When compress wants more input, it calls refill with i. The client returns how many bytes he wrotes into i. If he returns 0, he signals end of input.

When compress has written output buffer, it calls flush with o and how many bytes it wrote. Bytes into o must be copied and they will be lost at the next call to flush.

A simple example of how to use such interface (with unix) is:

let time () = Int32.of_float (Unix.gettimeofday ())
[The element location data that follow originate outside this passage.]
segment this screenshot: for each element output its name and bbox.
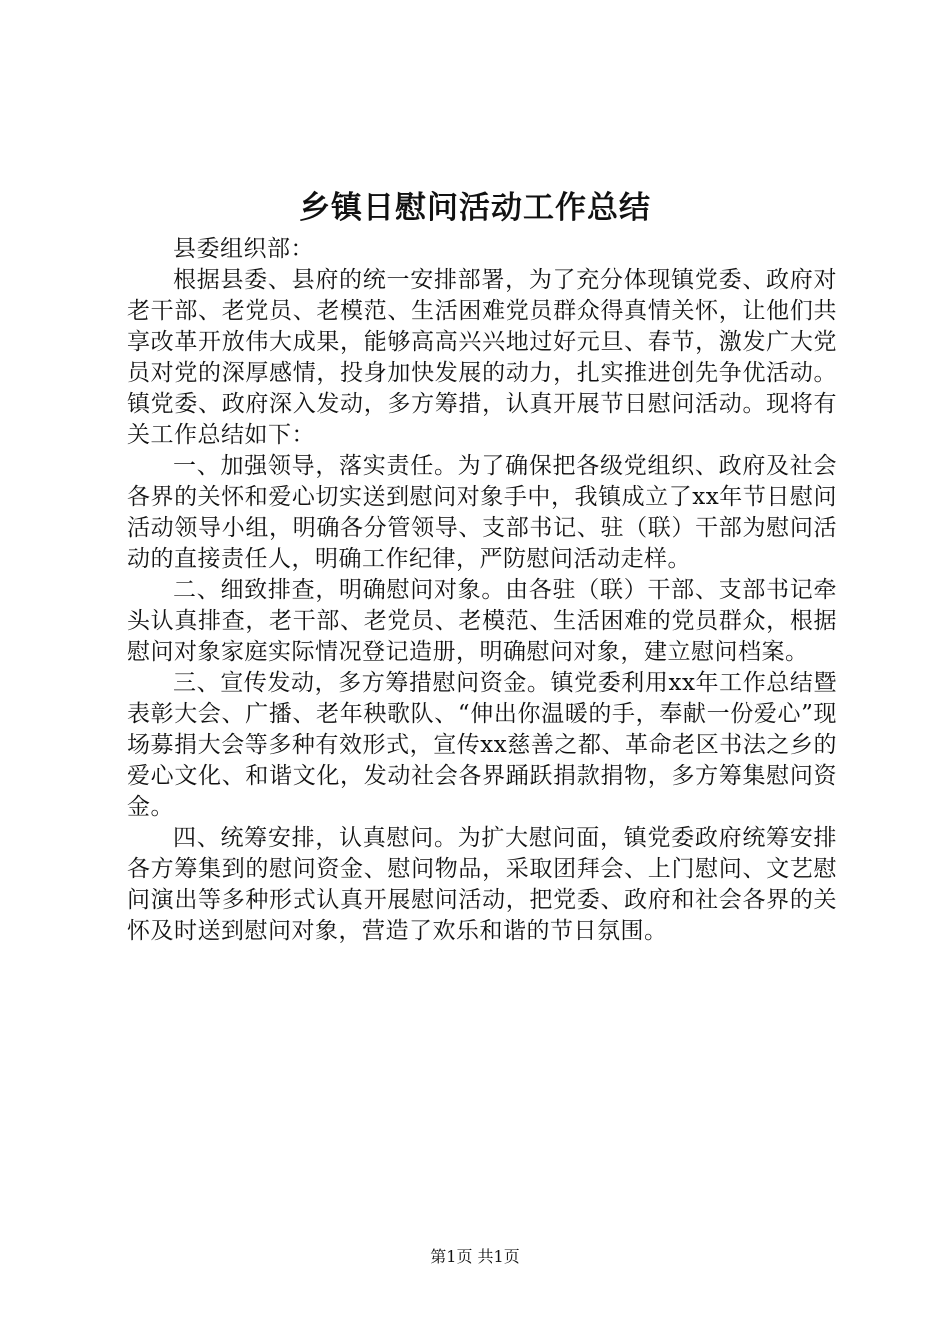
section-3-paragraph: 三、宣传发动，多方筹措慰问资金。镇党委利用xx年工作总结暨表彰大会、广播、老年秧歌队、“伸出你温暖的手，奉献一份爱心”现场募捐大会等多种有效形式，宣传xx慈善之都、革命老区书法之乡的爱心文化、和谐文化，发动社会各界踊跃捐款捐物，多方筹集慰问资金。 bbox=[127, 670, 837, 820]
page-number-footer: 第1页 共1页 bbox=[430, 1247, 520, 1266]
document-body bbox=[127, 234, 837, 947]
salutation: 县委组织部： bbox=[173, 236, 314, 262]
section-1-paragraph: 一、加强领导，落实责任。为了确保把各级党组织、政府及社会各界的关怀和爱心切实送到慰问对象手中，我镇成立了xx年节日慰问活动领导小组，明确各分管领导、支部书记、驻（联）干部为慰问活动的直接责任人，明确工作纪律，严防慰问活动走样。 bbox=[127, 453, 837, 572]
section-2-paragraph: 二、细致排查，明确慰问对象。由各驻（联）干部、支部书记牵头认真排查，老干部、老党员、老模范、生活困难的党员群众，根据慰问对象家庭实际情况登记造册，明确慰问对象，建立慰问档案。 bbox=[127, 577, 837, 665]
intro-paragraph: 根据县委、县府的统一安排部署，为了充分体现镇党委、政府对老干部、老党员、老模范、生活困难党员群众得真情关怀，让他们共享改革开放伟大成果，能够高高兴兴地过好元旦、春节，激发广大党员对党的深厚感情，投身加快发展的动力，扎实推进创先争优活动。镇党委、政府深入发动，多方筹措，认真开展节日慰问活动。现将有关工作总结如下： bbox=[127, 267, 837, 448]
section-4-paragraph: 四、统筹安排，认真慰问。为扩大慰问面，镇党委政府统筹安排各方筹集到的慰问资金、慰问物品，采取团拜会、上门慰问、文艺慰问演出等多种形式认真开展慰问活动，把党委、政府和社会各界的关怀及时送到慰问对象，营造了欢乐和谐的节日氛围。 bbox=[127, 825, 837, 944]
document-title: 乡镇日慰问活动工作总结 bbox=[299, 190, 651, 226]
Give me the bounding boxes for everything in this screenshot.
let deflate_string ?(level= 4) str =
  let i = De.bigstring_create De.io_buffer_size in
  let o = De.bigstring_create De.io_buffer_size in
  let w = De.Lz77.make_window ~bits:15 in
  let q = De.Queue.create 0x1000 in
  let r = Buffer.create 0x1000 in
  let p = ref 0 in
  let cfg = Gz.Higher.configuration Gz.Unix time in
  let refill buf =
    let len = min (String.length str - !p) De.io_buffer_size in
    Bigstringaf.blit_from_string str ~src_off:!p buf ~dst_off:0 ~len ;
    p := !p + len ; len in
  let flush buf len =
    let str = Bigstringaf.substring buf ~off:0 ~len in
    Buffer.add_string r str in
  Gz.Higher.compress ~w ~q ~level ~refill ~flush () cfg i o ; Buffer.contents r

As De.Higher.compress or Zl.Higher.compress, decompress don't want to take the responsability of such function. It's why this function exists only as an example. Especially since a GZip compression requires an Unix syscall (see Unix.gettimeofday) which does not exists on some contexts such as MirageOS.
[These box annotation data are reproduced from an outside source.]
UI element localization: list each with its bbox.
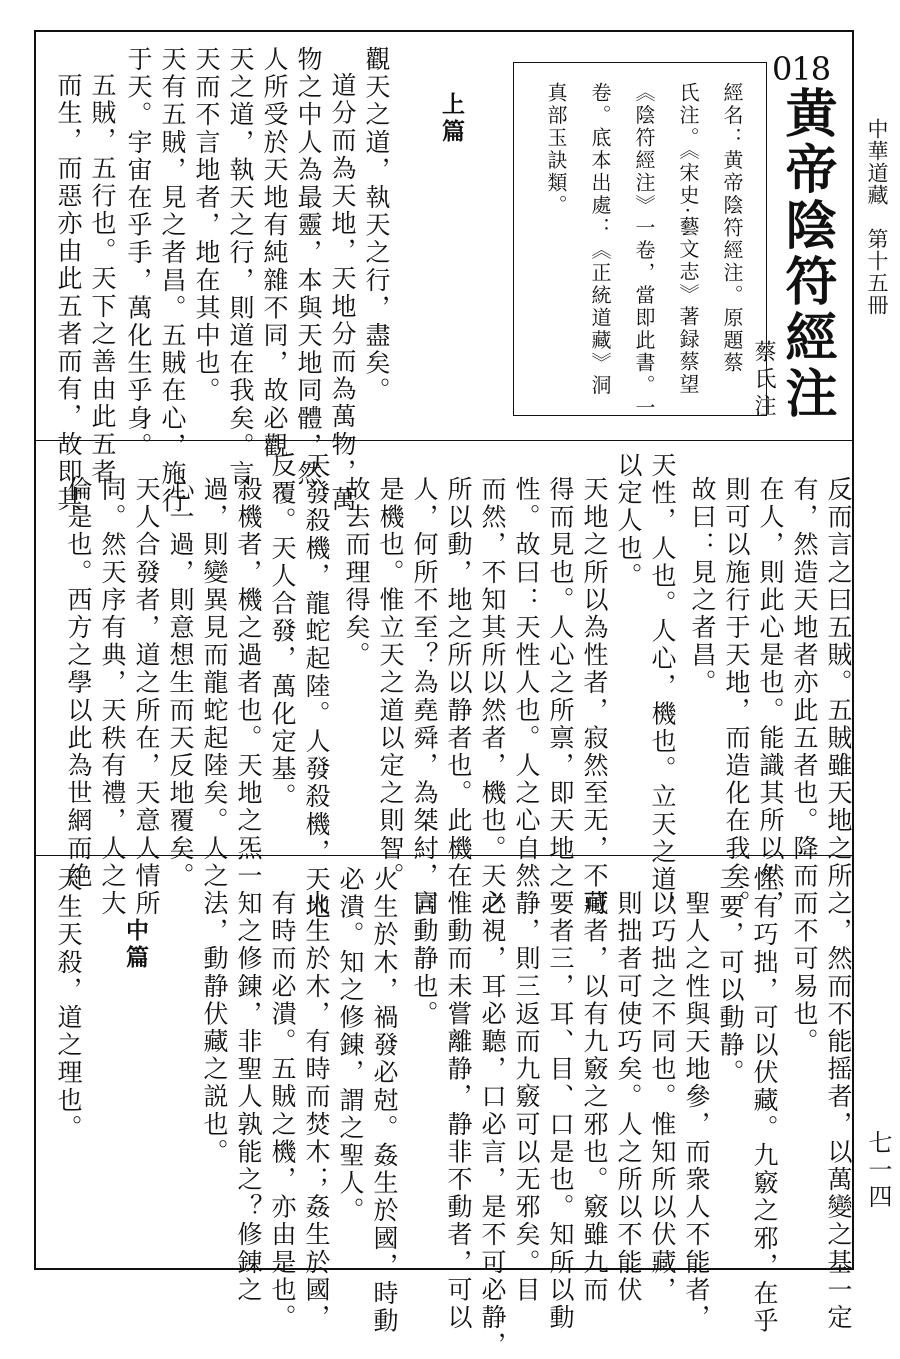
text-column: 故曰：見之者昌。 <box>688 476 717 697</box>
text-column: 反而言之曰五賊。五賊雖天地之所 <box>824 476 853 890</box>
text-column: 以定人也。 <box>614 452 643 590</box>
text-column: 所以動，地之所以静者也。此機在 <box>444 476 473 890</box>
text-column: 心一過，則意想生而天反地覆矣。 <box>166 476 195 890</box>
text-column: 人所受於天地有純雜不同，故必觀 <box>260 46 289 460</box>
text-column: 過，則變異見而龍蛇起陸矣。人之 <box>200 476 229 890</box>
text-column: 藏者，以有九竅之邪也。竅雖九而 <box>580 890 609 1304</box>
text-column: 五賊，五行也。天下之善由此五者 <box>88 72 117 486</box>
volume-label: 第十五冊 <box>865 228 889 316</box>
page-title: 黄帝陰符經注 <box>776 86 837 422</box>
text-column: 殺機者，機之過者也。天地之炁一 <box>234 476 263 890</box>
text-column: 而生，而惡亦由此五者而有，故即其 <box>54 72 83 514</box>
text-column: 天人合發者，道之所在，天意人情所 <box>132 476 161 918</box>
text-column: 火生於木，有時而焚木；姦生於國， <box>302 890 331 1332</box>
text-column: 觀天之道，執天之行，盡矣。 <box>362 46 391 405</box>
text-column: 知之修錬，非聖人孰能之？修錬之 <box>234 890 263 1304</box>
note-line: 卷。底本出處：《正統道藏》洞 <box>588 82 612 397</box>
text-column: 之，然而不能摇者，以萬變之基一定 <box>824 890 853 1332</box>
text-column: 則可以施行于天地，而造化在我矣。 <box>722 476 751 918</box>
author-label: 蔡氏注 <box>751 340 776 421</box>
text-column: 同。然天序有典，天秩有禮，人之大 <box>98 476 127 918</box>
text-column: 火生於木，禍發必尅。姦生於國，時動 <box>370 866 399 1336</box>
text-column: 聖人之性與天地參，而衆人不能者， <box>682 890 711 1332</box>
collection-title: 中華道藏 <box>865 118 889 206</box>
text-column: 言動静也。 <box>410 890 439 1028</box>
text-column: 人，何所不至？為堯舜，為桀紂，同 <box>410 476 439 918</box>
text-column: 天地之所以為性者，寂然至无，不可 <box>580 476 609 918</box>
text-number: 018 <box>772 50 831 88</box>
text-column: 天有五賊，見之者昌。五賊在心，施行 <box>158 46 187 516</box>
text-column: 有時而必潰。五賊之機，亦由是也。 <box>268 890 297 1332</box>
section-heading-upper: 上篇 <box>438 92 465 146</box>
text-column: 法，動静伏藏之説也。 <box>200 890 229 1166</box>
text-column: 物之中人為最靈，本與天地同體，然 <box>294 46 323 488</box>
text-column: 天發殺機，龍蛇起陸。人發殺機，天地 <box>302 452 331 922</box>
text-column: 反覆。天人合發，萬化定基。 <box>268 452 297 811</box>
text-column: 三要，可以動静。 <box>716 866 745 1087</box>
note-line: 經名：黄帝陰符經注。原題蔡 <box>720 82 744 375</box>
text-column: 性有巧拙，可以伏藏。九竅之邪，在乎 <box>750 866 779 1336</box>
text-column: 静，則三返而九竅可以无邪矣。目 <box>512 890 541 1304</box>
page-number: 七一四 <box>864 1130 892 1211</box>
text-column: 有，然造天地者亦此五者也。降而 <box>790 476 819 890</box>
text-column: 性。故曰：天性人也。人之心自然 <box>512 476 541 890</box>
note-line: 氏注。《宋史·藝文志》著録蔡望 <box>676 82 700 396</box>
text-column: 惟動而未嘗離静，静非不動者，可以 <box>444 890 473 1332</box>
text-column: 得而見也。人心之所禀，即天地之 <box>546 476 575 890</box>
text-column: 天性，人也。人心，機也。立天之道， <box>648 452 677 922</box>
text-column: 而不可易也。 <box>790 890 819 1056</box>
text-column: 天之道，執天之行，則道在我矣。言 <box>226 46 255 488</box>
note-line: 真部玉訣類。 <box>544 82 568 217</box>
text-column: 而然，不知其所以然者，機也。天之 <box>478 476 507 918</box>
note-line: 《陰符經注》一卷，當即此書。一 <box>632 82 656 420</box>
text-column: 于天。宇宙在乎手，萬化生乎身。 <box>124 46 153 460</box>
section-heading-middle: 中篇 <box>122 918 149 972</box>
text-column: 以巧拙之不同也。惟知所以伏藏， <box>648 890 677 1304</box>
text-column: 道分而為天地，天地分而為萬物，萬 <box>328 72 357 514</box>
text-column: 必視，耳必聽，口必言，是不可必静， <box>478 890 507 1359</box>
text-column: 在人，則此心是也。能識其所以然， <box>756 476 785 918</box>
text-column: 倫是也。西方之學以此為世網而絶 <box>64 476 93 890</box>
text-column: 要者三，耳、目、口是也。知所以動 <box>546 890 575 1332</box>
text-column: 必潰。知之修錬，謂之聖人。 <box>336 866 365 1225</box>
text-column: 是機也。惟立天之道以定之則智。 <box>376 476 405 890</box>
text-column: 故去而理得矣。 <box>342 476 371 670</box>
text-column: 天生天殺，道之理也。 <box>54 866 83 1142</box>
text-column: 天而不言地者，地在其中也。 <box>192 46 221 405</box>
text-column: 則拙者可使巧矣。人之所以不能伏 <box>614 890 643 1304</box>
The speed and the compression ratio depends on the length of the given window and the given De.Queue.t. They can be a serious bottleneck on the throughput. Due to all of these choices, we show this function as an example - but it should not be copied as is!

type metadata = {
filename : string option;
comment : string option;
os : os;
extra : key:string -> string option;
}

Type of metadata available into a GZIP flow.

val uncompress : refill:( bigstring -> int ) -> flush:( bigstring -> int -> unit ) -> bigstring -> bigstring -> ( metadata, [> `Msg of string ] ) Stdlib.result

uncompress ~refill ~flush i o uncompresses an input given by refill and outputs it via flush. It requires:

  • i as the input buffer
  • o as the output buffer

It returns then extracted metadata from the given GZip flow.
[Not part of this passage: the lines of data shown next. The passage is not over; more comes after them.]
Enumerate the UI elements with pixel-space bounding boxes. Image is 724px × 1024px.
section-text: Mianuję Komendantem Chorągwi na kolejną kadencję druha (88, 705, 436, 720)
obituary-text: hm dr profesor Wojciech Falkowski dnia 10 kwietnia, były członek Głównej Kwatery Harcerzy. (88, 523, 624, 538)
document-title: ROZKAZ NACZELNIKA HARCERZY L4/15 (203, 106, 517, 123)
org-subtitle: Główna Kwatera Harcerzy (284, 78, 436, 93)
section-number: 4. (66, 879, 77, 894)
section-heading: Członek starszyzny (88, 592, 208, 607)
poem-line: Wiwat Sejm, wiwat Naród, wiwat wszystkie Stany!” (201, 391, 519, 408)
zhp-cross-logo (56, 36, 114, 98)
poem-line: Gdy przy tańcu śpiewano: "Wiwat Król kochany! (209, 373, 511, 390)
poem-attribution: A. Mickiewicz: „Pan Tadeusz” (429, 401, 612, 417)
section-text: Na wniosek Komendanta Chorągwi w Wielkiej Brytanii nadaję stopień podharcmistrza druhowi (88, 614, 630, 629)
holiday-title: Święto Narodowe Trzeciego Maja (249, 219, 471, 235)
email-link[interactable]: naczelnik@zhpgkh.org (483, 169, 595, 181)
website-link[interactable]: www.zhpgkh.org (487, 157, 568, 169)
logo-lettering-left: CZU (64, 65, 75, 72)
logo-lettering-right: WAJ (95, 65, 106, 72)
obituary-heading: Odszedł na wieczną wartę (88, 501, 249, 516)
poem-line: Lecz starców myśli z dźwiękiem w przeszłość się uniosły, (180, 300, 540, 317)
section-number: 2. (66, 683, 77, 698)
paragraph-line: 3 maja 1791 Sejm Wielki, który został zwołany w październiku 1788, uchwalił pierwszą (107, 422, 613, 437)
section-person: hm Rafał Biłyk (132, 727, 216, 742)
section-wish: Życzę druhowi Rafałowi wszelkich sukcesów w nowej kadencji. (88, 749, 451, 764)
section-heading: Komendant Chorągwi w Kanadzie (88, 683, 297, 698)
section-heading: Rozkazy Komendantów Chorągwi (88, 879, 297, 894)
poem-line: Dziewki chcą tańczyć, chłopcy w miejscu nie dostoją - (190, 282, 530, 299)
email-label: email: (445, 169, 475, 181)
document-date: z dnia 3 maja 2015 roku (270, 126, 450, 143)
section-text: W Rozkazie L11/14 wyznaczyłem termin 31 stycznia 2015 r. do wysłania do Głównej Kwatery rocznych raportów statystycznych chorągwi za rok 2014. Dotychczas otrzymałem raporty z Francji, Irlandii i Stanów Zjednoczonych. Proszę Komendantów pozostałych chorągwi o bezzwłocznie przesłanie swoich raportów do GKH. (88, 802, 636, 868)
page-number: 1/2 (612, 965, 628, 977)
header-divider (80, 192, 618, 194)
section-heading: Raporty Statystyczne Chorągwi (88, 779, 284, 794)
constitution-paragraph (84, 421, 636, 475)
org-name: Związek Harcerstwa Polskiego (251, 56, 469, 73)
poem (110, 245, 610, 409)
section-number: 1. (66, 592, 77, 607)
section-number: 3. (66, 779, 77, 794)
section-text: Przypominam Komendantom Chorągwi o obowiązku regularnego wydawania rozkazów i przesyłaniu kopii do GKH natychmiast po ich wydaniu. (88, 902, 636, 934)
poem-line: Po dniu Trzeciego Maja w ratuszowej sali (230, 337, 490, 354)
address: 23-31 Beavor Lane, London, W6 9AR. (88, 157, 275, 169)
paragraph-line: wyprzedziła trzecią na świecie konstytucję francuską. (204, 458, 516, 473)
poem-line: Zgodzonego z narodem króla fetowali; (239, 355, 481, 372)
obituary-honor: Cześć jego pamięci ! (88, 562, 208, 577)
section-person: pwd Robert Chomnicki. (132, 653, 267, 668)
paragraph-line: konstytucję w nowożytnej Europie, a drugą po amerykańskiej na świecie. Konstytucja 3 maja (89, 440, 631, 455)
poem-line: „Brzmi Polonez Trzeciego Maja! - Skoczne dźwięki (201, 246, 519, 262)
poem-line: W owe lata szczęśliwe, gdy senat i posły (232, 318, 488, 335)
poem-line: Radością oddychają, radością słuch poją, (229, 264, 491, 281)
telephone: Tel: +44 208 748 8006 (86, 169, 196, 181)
When uncompress wants more input, it calls refill with i. The client returns how many bytes he wrote into i. If he returns 0, he signals end of input.

When uncompress has written output buffer, it calls flush with o and how many bytes it wrote. Bytes into o must be copied and tjey will be lost at the next call to flush.

A simple example of how to use such interface is:

let inflate_string str =
  let i = De.bigstring_create De.io_buffer_size in
  let o = De.bigstring_create De.io_buffer_size in
  let r = Buffer.create 0x1000 in
  let p = ref 0 in
  let refill buf =
    let len = min (String.length str - !p) De.io_buffer_size in
    Bigstringaf.blit_from_string str ~src_off:!p buf ~dst_off:0 ~len ;
    p := !p + len ; len in
  let flush buf len =
    let str = Bigstringaf.substring buf ~off:0 ~len in
    Buffer.add_string r str in
  match Gz.Higher.uncompress ~refill ~flush i o with
  | Ok m -> Ok (m, Buffer.contents r)
  | Error _ as err -> err

As De.Higher.uncompress or Zl.Higher.uncompress, decompress does not want to take the responsability of such implementation when several choices was made depending on the context. Indeed, i and o can be a serious bottleneck on the throughput. The choice of Buffer can be replaced by something else such as a queue or a ropes. All of these choices should be made by the client. It's why we provide such function only as an example.